The Benefits of a Mediterranean Diet
Lots of fresh fruits and vegetables. Olive oil. Soups studded with yellow split peas, broad beans, haricot beans, chickpeas and lentils. Small portions of nuts. Wheat bread or pasta. Moderate amounts of fish and poultry. Cheese and yogurt as the main dairy foods. Aromatic honey. A low intake of red meat, but a moderate intake of red wine.
There’s nothing faddish about the Mediterranean diet. The term was coined by American nutritionist Dr. Ancel Keys in the1950s, but southern Europe’s people have eaten this way since antiquity.Numerous studies suggest it helps combat heart disease and boosts longevity. It didn’t do Dr. Ancel any harm. He spent 40 years residing in southern Italy and lived to see his 100th birthday.
According to the Mayo Clinic, the Mediterranean diet has been associated with lower levels of LDL cholesterol—the “bad” cholesterol that clogs up arteries. Highlighted on ABC News, a recent study from Columbia University suggests it may also help seniors avoid strokes, and ultimately dementia.
And the taste, like Greek flavors, is great. Along with red wine, nothing beats a lunch of feta cheese, zucchini, olives and tzatziki—garlic yogurt. But wherever you go, even simple soups taste wonderfully flavorsome.
Mediterranean cooks use herbs such as oregano and thyme to season foods. And bread—real bread—isn’t slathered in butter. Instead, it’s often smeared with tomato pulp and drizzled with olive oil.
Some items from the Mediterranean table may bring other benefits. Ancient Greeks and Romans threw walnuts at weddings because they reputedly improved fertility.
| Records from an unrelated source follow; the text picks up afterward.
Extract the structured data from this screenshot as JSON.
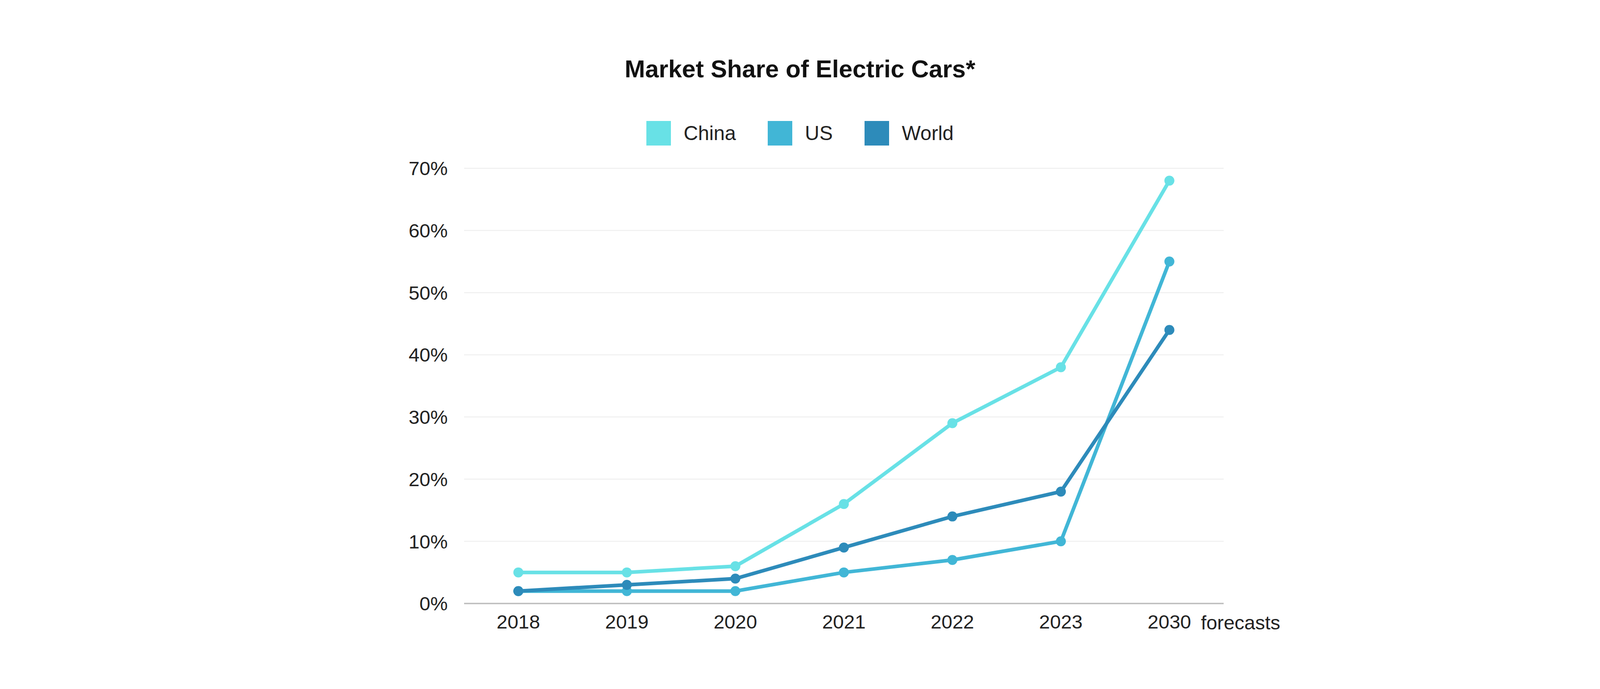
{
  "chart_data": {
    "type": "line",
    "title": "Market Share of Electric Cars*",
    "xlabel": "forecasts",
    "categories": [
      "2018",
      "2019",
      "2020",
      "2021",
      "2022",
      "2023",
      "2030"
    ],
    "series": [
      {
        "name": "China",
        "color": "#68e1e6",
        "values": [
          5,
          5,
          6,
          16,
          29,
          38,
          68
        ]
      },
      {
        "name": "US",
        "color": "#41b6d6",
        "values": [
          2,
          2,
          2,
          5,
          7,
          10,
          55
        ]
      },
      {
        "name": "World",
        "color": "#2d8bba",
        "values": [
          2,
          3,
          4,
          9,
          14,
          18,
          44
        ]
      }
    ],
    "ylim": [
      0,
      70
    ],
    "yticks": [
      {
        "value": 0,
        "label": "0%"
      },
      {
        "value": 10,
        "label": "10%"
      },
      {
        "value": 20,
        "label": "20%"
      },
      {
        "value": 30,
        "label": "30%"
      },
      {
        "value": 40,
        "label": "40%"
      },
      {
        "value": 50,
        "label": "50%"
      },
      {
        "value": 60,
        "label": "60%"
      },
      {
        "value": 70,
        "label": "70%"
      }
    ],
    "grid": true,
    "legend": "top",
    "marker": "circle"
  }
}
Then there are pine nuts. Italians combine them with basil, garlic, olive oil and parmesan cheese to make pesto sauce. In classical times, pine nuts were considered a libido booster—they’re rich in zinc.
Galen, a second-century Greek who became personal physician to the Roman Emperor Marcus Aurelius, devised a prescription to enhance male performance. He recommended: “A glass of thick honey, plus 20 almonds and 100 pine nuts repeated for three nights.”